El primer paso para construir una opinión lo más ecuánime posible, desde la ignorancia, sería preguntarse si la experimentación animal controlada y bajo normativa ha salvado vidas y mejorado sustancialmente la calidad de la misma en millones de enfermos como Caterina. La respuesta es rotunda y empíricamente demostrable: sí.

Y eso no solo afecta a la velocidad con la que llega un medicamento al mercado después de probarlo en animales (todavía demasiado lenta), sino también porque hay investigaciones en donde el trabajo con animales es imprescindible. Por ejemplo, en el campo de la neuromedicina: para estudiar las respuestas del cerebro o la liberación de neurotransmisores es imprescindible introducir en la cavidad craneal un electrodo capaz de tomar esas medidas, y en pacientes humanos el riesgo y la lentitud del protocolo lo hacen inviable. O en terapias genéticas ¿Hubiera sido éticamente admisible clonar un humano para demostrar que la técnica funciona en vez de hacerlo con la oveja Dolly? ¿O simplemente nos prohibimos avanzar en ese campo?

Pasteur desarrolló las primeras vacunas inoculando cultivos de ántrax debilitado en ovejas y otros animales de granja. En 1888 Pierre Roux y Alexandre Yersin descubrieron que la bacteria Corynebacterium diphtheriae provocaba los conocidos síntomas de difteria inyectándola en cobayas, ayudando a prevenirla más tarde mediante procesos de inmunización. En 1921 se descubrió la insulina gracias a las investigaciones de Frederick Banting y Charles Best en el páncreas del perro. El marcapasos hubiera sido inviable sin las pruebas de John Hopps para poner en marcha el corazón de otro perro en 1949. En 2008, tras probar durante varios años el método de autotrasplante en cerdos, se produjo en Barcelona el primer trasplante de un órgano cultivado con células madre del propio paciente… y así con infinidad de investigaciones.

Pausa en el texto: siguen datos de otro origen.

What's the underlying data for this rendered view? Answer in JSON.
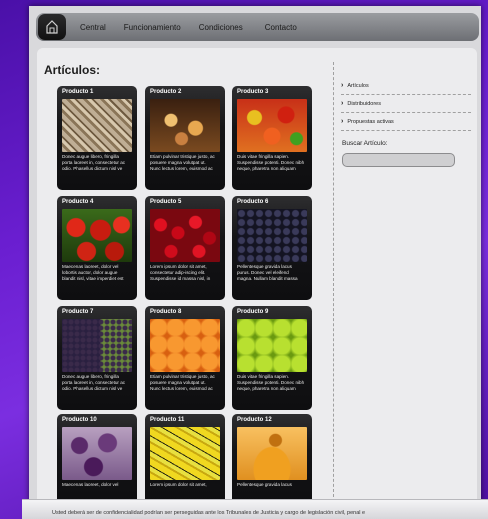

Pero no todo ha sido un camino de éxitos justificables. El gran problema de la experimentación animal ha sido el no poner antes unos límites racionales a la misma. En 1657 Christopher Wren administró la primera inyección intravenosa a un ser vivo. Inyectó una mezcla de vino y cerveza en las venas de un perro. El éxito del novedoso mecanismo para introducir sustancias en el torrente sanguíneo pudo observarse por los estertores y aspavientos del animal antes de fallecer intoxicado entre convulsiones. Prefirió la manifestación rápida de dolor como prueba antes que otros mecanismos que ofreciesen la misma solvencia como la inyección de un colorante. Por no hablar de los experimentos del Doctor Brukhonenko o de los gases tóxicos en perros. Nada que otros aspirantes a Mengele no hayan hecho con los de su propia especie.

La experimentación animal es lícita bajo criterios racionales. Al igual que lo es el sacrificio sin sufrimiento de otras especies para consumo como respuesta natural dentro de la cadena trófica. No sentirse culpable de comerse un pollo pero sí de evaluar la progresión de un tumor en su hígado es una actitud sospechosa. Como también lo es no alarmarse por la experimentación en animales por ingestión masiva de productos cosméticos para simplemente comprobar su toxicidad. Aún así, más del 90% de los animales que se utilizan en experimentación controlada por normativa son roedores, los mismos que mandamos exterminar cuando nos molestan en nuestras pulcras casas.

El ejercicio a mejorar es la eficiencia del método y el control milimétrico de las condiciones de experimentación y sufrimiento. Luchando por minimizar cada vez más su uso y sustituyéndolos poco a poco por modelos de cálculo informático u otras tecnologías que también van evolucionando. No basta con enrocarse en la censura simple por meros principios. Solo el 5% de los avances científicos probados en animales llegan con éxito a los humanos, pero esos provocan la salvación de innumerables vidas. La pregunta sería entonces, ¿cuántos llegarían si la experimentación estuviera totalmente prohibida?